Scaffolds which mimic extracellular matrix are either designed to breakdown as cells grow on them so that the cells can replace the scaffolds with their own material (extracellular matrix) or designed to remain integrated into final product.
Other decellularized scaffolds many which are plant based include spinach, celery, artichoke, mushrooms, jackfruit to other nanostructures from bacterially producing collagen, cellulose, carrageenan, zein (a corn protein), maize, silk alginate (seaweed). Decellularization removes cells by using chemicals or enzymes while retaining the original ECM structure. Plant-based scaffolds offer high biocompatibility and low immunogenicity (as these materials are already eaten as food).
Biopolymers such as collagen, which is a structural protein found in our cellular ECM, can also be produced in large scale in yeast or bacteria to form ECM-like scaffold. It offers low immunogenicity but poor mechanical properties, which can be circumvented by cross-linking to other biopolymers.
Other methods such as bioprinting fungal mycelium which can be cultured into prefabricated shapes are also being explored as ready to use scaffolds. These fungal scaffolds do not need decellularization and demonstrated to form structures by introducing different conditions (i.e., changing sugar source).
Recellularization of these structures can be achieved using Tide Motion perfusion at low flow rates (low shear stress) to prevent damage to the native structure.

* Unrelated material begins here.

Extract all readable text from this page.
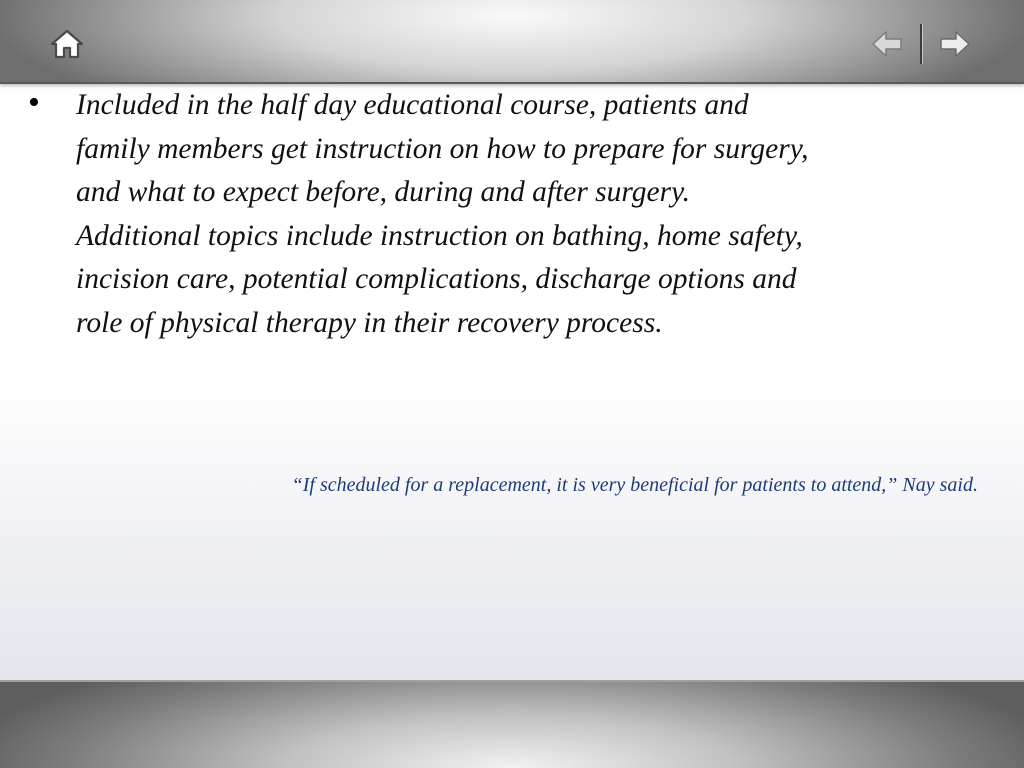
•	Included in the half day educational course, patients and family members get instruction on how to prepare for surgery, and what to expect before, during and after surgery. Additional topics include instruction on bathing, home safety, incision care, potential complications, discharge options and role of physical therapy in their recovery process.
“If scheduled for a replacement, it is very beneficial for patients to attend,” Nay said.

This accounts for the importance of the scaffold’s porosity – nutrients, gases, and waste must be able to flow towards the different sections of the scaffold and cells. For iPSC and MSC recellularization, differentiation can be achieved through the use of additional growth factors/transcription factors for plant/fungal-based scaffolds as these do not contain cues for muscle cell differentiation. Recellularization can also be achieved through 3D bioprinting to make designing complex scaffold, hence other textured meats, possible.